C’est une réforme d’ampleur qui concernera potentiellement, à la rentrée 2027, quelque 40 000 étudiants qui rêvent d’exercer une profession de santé. La simplification de l’entrée dans les études de santé, à travers une nouvelle première année unique, a été présentée par les ministres de la santé et de l’enseignement supérieur, Stéphanie Rist et Philippe Baptiste, vendredi 17 avril au sein de la faculté de médecine de l’université Paris-Cité.

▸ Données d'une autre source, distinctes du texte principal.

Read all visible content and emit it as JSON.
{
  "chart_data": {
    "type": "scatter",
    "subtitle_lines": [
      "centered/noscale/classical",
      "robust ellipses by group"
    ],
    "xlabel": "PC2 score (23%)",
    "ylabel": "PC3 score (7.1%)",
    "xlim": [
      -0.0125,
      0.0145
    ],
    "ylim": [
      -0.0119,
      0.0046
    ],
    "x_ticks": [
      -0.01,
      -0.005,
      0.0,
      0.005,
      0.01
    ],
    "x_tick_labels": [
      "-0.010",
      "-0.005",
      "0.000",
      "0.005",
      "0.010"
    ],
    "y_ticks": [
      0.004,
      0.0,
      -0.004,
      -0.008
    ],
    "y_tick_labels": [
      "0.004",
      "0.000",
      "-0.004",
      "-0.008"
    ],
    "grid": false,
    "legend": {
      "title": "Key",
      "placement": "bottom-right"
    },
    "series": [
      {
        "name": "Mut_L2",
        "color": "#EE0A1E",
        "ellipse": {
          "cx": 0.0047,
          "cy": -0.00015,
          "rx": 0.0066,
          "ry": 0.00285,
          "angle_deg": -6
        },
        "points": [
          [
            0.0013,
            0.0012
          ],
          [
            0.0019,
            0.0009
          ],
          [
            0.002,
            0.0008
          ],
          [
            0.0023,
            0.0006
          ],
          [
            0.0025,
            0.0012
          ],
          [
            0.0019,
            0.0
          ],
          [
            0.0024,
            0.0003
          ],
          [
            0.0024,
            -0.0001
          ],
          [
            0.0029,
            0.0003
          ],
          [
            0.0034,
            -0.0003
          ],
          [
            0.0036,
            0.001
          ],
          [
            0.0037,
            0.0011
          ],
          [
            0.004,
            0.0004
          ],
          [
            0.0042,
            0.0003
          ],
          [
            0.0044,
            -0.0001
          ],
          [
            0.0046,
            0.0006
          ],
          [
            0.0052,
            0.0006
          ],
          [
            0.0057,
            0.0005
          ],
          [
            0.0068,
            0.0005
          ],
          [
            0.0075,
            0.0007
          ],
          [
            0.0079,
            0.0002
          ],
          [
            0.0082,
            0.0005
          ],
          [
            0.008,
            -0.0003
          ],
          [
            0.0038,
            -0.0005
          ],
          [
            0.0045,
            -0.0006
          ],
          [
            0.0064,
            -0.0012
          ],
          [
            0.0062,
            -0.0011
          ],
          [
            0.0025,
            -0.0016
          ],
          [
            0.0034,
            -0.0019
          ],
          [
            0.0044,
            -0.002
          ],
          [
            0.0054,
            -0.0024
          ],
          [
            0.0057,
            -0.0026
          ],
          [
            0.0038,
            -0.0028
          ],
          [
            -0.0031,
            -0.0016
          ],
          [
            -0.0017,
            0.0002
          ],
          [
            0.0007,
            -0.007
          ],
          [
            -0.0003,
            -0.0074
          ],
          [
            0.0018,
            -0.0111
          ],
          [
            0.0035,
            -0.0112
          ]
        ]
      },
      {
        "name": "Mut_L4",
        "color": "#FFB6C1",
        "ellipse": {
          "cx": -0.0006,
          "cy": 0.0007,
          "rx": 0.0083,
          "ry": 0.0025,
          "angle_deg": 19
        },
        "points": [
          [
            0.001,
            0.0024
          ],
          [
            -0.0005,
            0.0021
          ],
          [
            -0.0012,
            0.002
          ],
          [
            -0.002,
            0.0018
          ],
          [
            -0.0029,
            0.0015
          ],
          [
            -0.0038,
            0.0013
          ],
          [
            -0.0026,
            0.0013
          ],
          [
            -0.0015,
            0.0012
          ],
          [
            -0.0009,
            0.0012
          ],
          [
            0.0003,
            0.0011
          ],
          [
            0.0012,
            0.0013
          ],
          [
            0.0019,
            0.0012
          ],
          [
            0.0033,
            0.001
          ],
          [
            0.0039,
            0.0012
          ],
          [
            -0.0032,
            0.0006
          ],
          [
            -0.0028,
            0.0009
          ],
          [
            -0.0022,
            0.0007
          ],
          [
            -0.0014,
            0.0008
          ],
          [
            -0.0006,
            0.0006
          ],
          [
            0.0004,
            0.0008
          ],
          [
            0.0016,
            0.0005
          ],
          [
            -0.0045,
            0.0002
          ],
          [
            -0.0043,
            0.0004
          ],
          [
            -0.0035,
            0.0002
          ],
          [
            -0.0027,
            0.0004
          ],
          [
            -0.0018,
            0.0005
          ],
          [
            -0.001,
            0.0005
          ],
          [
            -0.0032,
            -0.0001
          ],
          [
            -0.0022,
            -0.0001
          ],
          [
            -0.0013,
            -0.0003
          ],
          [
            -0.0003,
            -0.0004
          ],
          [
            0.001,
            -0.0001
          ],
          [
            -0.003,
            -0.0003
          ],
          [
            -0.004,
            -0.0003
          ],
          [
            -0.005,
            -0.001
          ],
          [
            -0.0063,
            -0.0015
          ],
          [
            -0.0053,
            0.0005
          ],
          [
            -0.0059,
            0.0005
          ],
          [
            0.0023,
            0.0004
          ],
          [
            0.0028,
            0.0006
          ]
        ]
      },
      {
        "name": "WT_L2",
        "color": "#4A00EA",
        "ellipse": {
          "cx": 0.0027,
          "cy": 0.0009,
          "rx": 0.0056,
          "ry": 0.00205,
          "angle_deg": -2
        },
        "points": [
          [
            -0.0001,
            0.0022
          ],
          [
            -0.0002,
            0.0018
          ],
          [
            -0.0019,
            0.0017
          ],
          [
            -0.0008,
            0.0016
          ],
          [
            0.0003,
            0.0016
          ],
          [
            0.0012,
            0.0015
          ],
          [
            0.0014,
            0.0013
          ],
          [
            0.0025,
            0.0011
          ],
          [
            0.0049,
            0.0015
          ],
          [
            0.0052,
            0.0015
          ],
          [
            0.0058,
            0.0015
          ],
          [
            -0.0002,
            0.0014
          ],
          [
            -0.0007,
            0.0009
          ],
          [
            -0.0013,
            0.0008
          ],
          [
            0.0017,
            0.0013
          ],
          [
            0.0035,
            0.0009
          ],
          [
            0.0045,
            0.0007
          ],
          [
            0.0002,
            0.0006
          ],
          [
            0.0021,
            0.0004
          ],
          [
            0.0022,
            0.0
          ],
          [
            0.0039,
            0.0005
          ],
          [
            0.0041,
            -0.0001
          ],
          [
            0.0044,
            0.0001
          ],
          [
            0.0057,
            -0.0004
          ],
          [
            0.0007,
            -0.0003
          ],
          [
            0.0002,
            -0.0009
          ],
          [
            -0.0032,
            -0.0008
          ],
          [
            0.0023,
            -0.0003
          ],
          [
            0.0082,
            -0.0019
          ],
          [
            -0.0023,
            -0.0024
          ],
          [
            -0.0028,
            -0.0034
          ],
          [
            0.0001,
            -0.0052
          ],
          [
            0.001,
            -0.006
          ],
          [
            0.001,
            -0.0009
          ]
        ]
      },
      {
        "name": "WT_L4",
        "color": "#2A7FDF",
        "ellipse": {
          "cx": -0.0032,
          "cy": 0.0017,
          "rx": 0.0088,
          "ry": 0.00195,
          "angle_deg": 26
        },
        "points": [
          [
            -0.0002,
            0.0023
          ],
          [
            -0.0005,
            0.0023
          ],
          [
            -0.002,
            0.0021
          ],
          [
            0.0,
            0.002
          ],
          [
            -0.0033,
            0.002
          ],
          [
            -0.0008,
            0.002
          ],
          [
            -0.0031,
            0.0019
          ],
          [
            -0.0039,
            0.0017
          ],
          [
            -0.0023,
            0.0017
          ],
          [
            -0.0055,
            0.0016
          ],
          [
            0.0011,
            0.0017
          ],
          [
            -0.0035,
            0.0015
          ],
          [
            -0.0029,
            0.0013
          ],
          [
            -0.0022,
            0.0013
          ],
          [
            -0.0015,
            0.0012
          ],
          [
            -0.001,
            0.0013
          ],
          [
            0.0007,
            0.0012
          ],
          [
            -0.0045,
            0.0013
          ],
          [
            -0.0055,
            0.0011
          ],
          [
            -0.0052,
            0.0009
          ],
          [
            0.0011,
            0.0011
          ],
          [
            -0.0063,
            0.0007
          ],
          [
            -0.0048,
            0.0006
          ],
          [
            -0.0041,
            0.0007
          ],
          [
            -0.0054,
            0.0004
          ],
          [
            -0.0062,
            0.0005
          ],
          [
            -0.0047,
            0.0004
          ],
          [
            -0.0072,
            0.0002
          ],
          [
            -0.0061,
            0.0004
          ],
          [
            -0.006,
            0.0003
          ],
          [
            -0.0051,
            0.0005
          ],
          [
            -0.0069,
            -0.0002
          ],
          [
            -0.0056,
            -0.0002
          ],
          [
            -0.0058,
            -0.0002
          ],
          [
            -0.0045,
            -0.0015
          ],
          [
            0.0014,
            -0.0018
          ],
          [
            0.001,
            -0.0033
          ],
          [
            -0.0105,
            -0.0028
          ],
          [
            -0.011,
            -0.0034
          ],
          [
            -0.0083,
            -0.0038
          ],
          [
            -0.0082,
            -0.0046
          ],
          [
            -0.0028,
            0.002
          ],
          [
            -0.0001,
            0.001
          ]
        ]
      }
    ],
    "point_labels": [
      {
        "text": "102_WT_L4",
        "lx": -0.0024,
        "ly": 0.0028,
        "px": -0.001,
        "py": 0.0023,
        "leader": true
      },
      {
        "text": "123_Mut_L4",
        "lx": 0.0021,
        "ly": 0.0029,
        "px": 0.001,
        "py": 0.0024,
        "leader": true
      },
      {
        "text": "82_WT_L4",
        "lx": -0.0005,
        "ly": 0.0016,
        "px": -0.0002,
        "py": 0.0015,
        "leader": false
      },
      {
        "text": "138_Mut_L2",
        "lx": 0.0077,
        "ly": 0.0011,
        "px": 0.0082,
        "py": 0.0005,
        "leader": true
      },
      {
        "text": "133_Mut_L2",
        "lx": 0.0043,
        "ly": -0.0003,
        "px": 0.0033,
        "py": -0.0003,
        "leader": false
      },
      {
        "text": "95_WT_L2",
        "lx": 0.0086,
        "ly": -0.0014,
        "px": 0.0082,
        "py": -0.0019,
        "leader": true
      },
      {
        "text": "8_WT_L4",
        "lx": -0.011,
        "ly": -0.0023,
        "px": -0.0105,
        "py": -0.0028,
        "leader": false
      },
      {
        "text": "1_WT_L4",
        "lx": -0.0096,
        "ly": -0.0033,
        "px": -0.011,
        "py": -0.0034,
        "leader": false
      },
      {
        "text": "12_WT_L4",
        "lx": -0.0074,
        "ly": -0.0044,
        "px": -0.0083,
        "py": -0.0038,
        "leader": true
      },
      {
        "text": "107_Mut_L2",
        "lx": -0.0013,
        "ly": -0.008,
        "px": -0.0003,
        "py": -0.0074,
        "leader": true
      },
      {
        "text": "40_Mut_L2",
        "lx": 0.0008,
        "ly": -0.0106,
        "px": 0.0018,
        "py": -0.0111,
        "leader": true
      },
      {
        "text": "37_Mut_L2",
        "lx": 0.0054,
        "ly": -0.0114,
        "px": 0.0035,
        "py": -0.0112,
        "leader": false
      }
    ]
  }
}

Les ministres sont convenus de l’échec de la précédente réforme qui, en 2020, avait donné naissance à deux filières distinctes, d’une part le parcours d’accès spécifique santé (PASS), et d’autre part les multiples licences option accès santé (L. AS). « Il faut admettre que l’essai n’a pas été totalement transformé, a reconnu Mme Rist. La diversification des profils n’a pas réellement été au rendez-vous et cette première année a besoin d’évoluer pour plus de clarté, plus d’équité et plus d’accompagnement. »

Fin des parcours « baroques »

La nouvelle première année – qui n’a pas de nom officiel – repose sur trois blocs d’enseignements, en santé et hors santé, dans un volume horaire quasi équivalent mais aussi, dans une moindre mesure, en sciences humaines. Elle reste adossée à une licence disciplinaire qui – c’est une nouveauté – doit nécessairement « avoir une contribution directe et immédiate aux études de santé », a insisté Philippe Baptiste, citant en premier lieu la physique et la chimie, mais aussi l’économie et la gestion. En revanche, la philosophie, le droit ou encore les langues sortiraient de « la liste », a laissé entendre le ministre.